Von Käßmann bis Kofi Annan

Wittgenstein/Stuttgart..  Rund 30 Leute fuhren jetzt mit dem Bus, den Pfarrer Peter Liedtke als zuständiger Synodalbeauftragter des Evangelischen Kirchenkreises Wittgenstein gechartert hatte, zum Deutschen Evangelischen Kirchentag in Stuttgart.

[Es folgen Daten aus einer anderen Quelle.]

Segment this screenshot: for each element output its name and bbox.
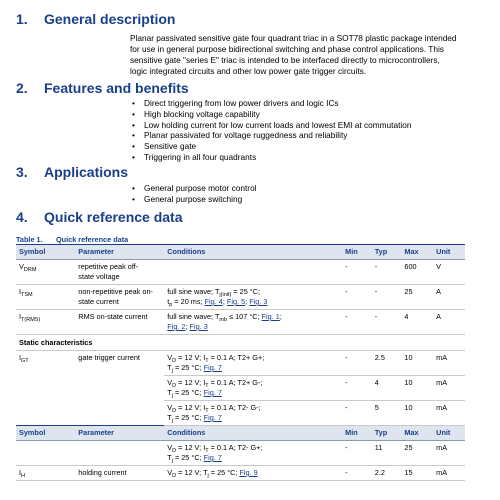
cell-conditions: $V_D = 12$ V; $T_j = 25$ °C; Fig. 9 [164,466,342,481]
paragraph-line: Planar passivated sensitive gate four quadrant triac in a SOT78 plastic package intended [130,33,457,43]
section-title: Quick reference data [44,209,183,225]
cell-unit: mA [433,351,465,376]
figure-link[interactable]: Fig. 7 [203,413,222,422]
table-row [16,260,465,285]
cell-parameter: repetitive peak off- state voltage [75,260,164,285]
cell-typ: - [372,310,402,335]
cell-max: 600 [401,260,433,285]
cell-symbol: $I_H$ [16,466,75,481]
cell-symbol [16,441,75,466]
cell-typ: 5 [372,401,402,426]
cell-typ: 4 [372,376,402,401]
section-number: 2. [16,80,28,96]
figure-link[interactable]: Fig. 7 [203,453,222,462]
list-item: • Low holding current for low current loads and lowest EMI at commutation [130,120,411,131]
header-symbol: Symbol [16,426,75,441]
cell-max: 10 [401,351,433,376]
table-row [16,310,465,335]
cell-typ: 2.5 [372,351,402,376]
section-title: Applications [44,164,129,180]
header-conditions: Conditions [164,245,342,260]
static-characteristics-label: Static characteristics [16,335,465,351]
figure-link[interactable]: Fig. 3 [249,297,268,306]
cell-max: 4 [401,310,433,335]
cell-min: - [342,285,372,310]
cell-conditions: full sine wave; $T_{j(init)} = 25$ °C; $t_p = 20$ ms; Fig. 4; Fig. 5; Fig. 3 [164,285,342,310]
section-title: Features and benefits [44,80,189,96]
cell-unit: mA [433,376,465,401]
cell-min: - [342,376,372,401]
header-typ: Typ [372,426,402,441]
general-description-paragraph [130,33,480,77]
section-heading-quick-reference [16,209,183,225]
cell-symbol: $I_{TSM}$ [16,285,75,310]
table-caption-title: Quick reference data [56,235,129,244]
table-row [16,285,465,310]
cell-conditions: $V_D = 12$ V; $I_T = 0.1$ A; T2- G+; $T_j = 25$ °C; Fig. 7 [164,441,342,466]
figure-link[interactable]: Fig. 5 [226,297,246,306]
table-caption [16,235,128,244]
paragraph-line: sensitive gate "series E" triac is intended to be interfaced directly to microcontrollers, [130,55,440,65]
paragraph-line: for use in general purpose bidirectional switching and phase control applications. This [130,44,444,54]
table-subheader-row [16,335,465,351]
table-caption-number: Table 1. [16,235,43,244]
table-row [16,351,465,376]
cell-min: - [342,260,372,285]
figure-link[interactable]: Fig. 7 [203,388,222,397]
section-number: 4. [16,209,28,225]
header-unit: Unit [433,245,465,260]
paragraph-line: logic integrated circuits and other low power gate trigger circuits. [130,66,367,76]
header-conditions: Conditions [164,426,342,441]
cell-min: - [342,466,372,481]
section-number: 3. [16,164,28,180]
table-header-row [16,245,465,260]
cell-min: - [342,441,372,466]
section-heading-general-description [16,11,175,27]
cell-typ: - [372,260,402,285]
header-unit: Unit [433,426,465,441]
figure-link[interactable]: Fig. 3 [189,322,208,331]
cell-min: - [342,351,372,376]
header-min: Min [342,245,372,260]
cell-unit: mA [433,441,465,466]
cell-conditions: $V_D = 12$ V; $I_T = 0.1$ A; T2+ G+; $T_j = 25$ °C; Fig. 7 [164,351,342,376]
header-typ: Typ [372,245,402,260]
quick-reference-table [16,244,465,481]
list-item: • Sensitive gate [130,141,411,152]
applications-list [130,183,257,205]
cell-min: - [342,310,372,335]
header-symbol: Symbol [16,245,75,260]
cell-unit: mA [433,401,465,426]
figure-link[interactable]: Fig. 4 [204,297,223,306]
cell-typ: 2.2 [372,466,402,481]
figure-link[interactable]: Fig. 1 [261,312,280,321]
cell-max: 25 [401,441,433,466]
cell-unit: mA [433,466,465,481]
cell-max: 10 [401,401,433,426]
table-header-row [16,426,465,441]
features-list [130,98,411,163]
cell-symbol: $I_{GT}$ [19,353,29,364]
cell-conditions: full sine wave; $T_{mb} \le 107$ °C; Fig. 1; Fig. 2; Fig. 3 [164,310,342,335]
cell-symbol: $V_{DRM}$ [16,260,75,285]
cell-unit: A [433,285,465,310]
header-min: Min [342,426,372,441]
list-item: • Direct triggering from low power drivers and logic ICs [130,98,411,109]
header-max: Max [401,426,433,441]
table-row [16,441,465,466]
header-max: Max [401,245,433,260]
cell-parameter: RMS on-state current [75,310,164,335]
list-item: • Triggering in all four quadrants [130,152,411,163]
header-parameter: Parameter [75,245,164,260]
figure-link[interactable]: Fig. 7 [203,363,222,372]
cell-unit: V [433,260,465,285]
figure-link[interactable]: Fig. 9 [239,468,258,477]
cell-typ: 11 [372,441,402,466]
list-item: • General purpose motor control [130,183,257,194]
list-item: • High blocking voltage capability [130,109,411,120]
cell-parameter: gate trigger current [78,353,140,362]
section-number: 1. [16,11,28,27]
cell-conditions [164,260,342,285]
section-title: General description [44,11,176,27]
cell-symbol: $I_{T(RMS)}$ [16,310,75,335]
cell-typ: - [372,285,402,310]
cell-max: 10 [401,376,433,401]
list-item: • Planar passivated for voltage ruggedness and reliability [130,130,411,141]
cell-parameter: holding current [75,466,164,481]
cell-conditions: $V_D = 12$ V; $I_T = 0.1$ A; T2- G-; $T_j = 25$ °C; Fig. 7 [164,401,342,426]
section-heading-applications [16,164,128,180]
cell-max: 15 [401,466,433,481]
cell-parameter [75,441,164,466]
cell-min: - [342,401,372,426]
header-parameter: Parameter [75,426,164,441]
cell-unit: A [433,310,465,335]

Bei bestem Wetter erlebten die Wittgensteiner und Sauerländer aus dem Kirchenkreis von Mittwochnachmittag bis Sonntagmorgen unterschiedlichste Veranstaltungen.

Davon gab es insgesamt mehr als 2000: Bibelarbeiten, Gottesdienste, Konzerte, Offene Singen, Podiumsdiskussionen, Workshops, Lesungen. Pi mal Daumen waren zwei Drittel der Bundesregierung als Referenten bei Kirchentags-Veranstaltungen vertreten, der Bundespräsident, der baden-württembergische Landesvater, der Ratsvorsitzende der Evangelischen Kirche in Deutschland sowieso und dann noch ganz viele andere Menschen, von Kofi Annan bis Andreas Bourani, von Margot Käßmann bis Wilfried Schmickler.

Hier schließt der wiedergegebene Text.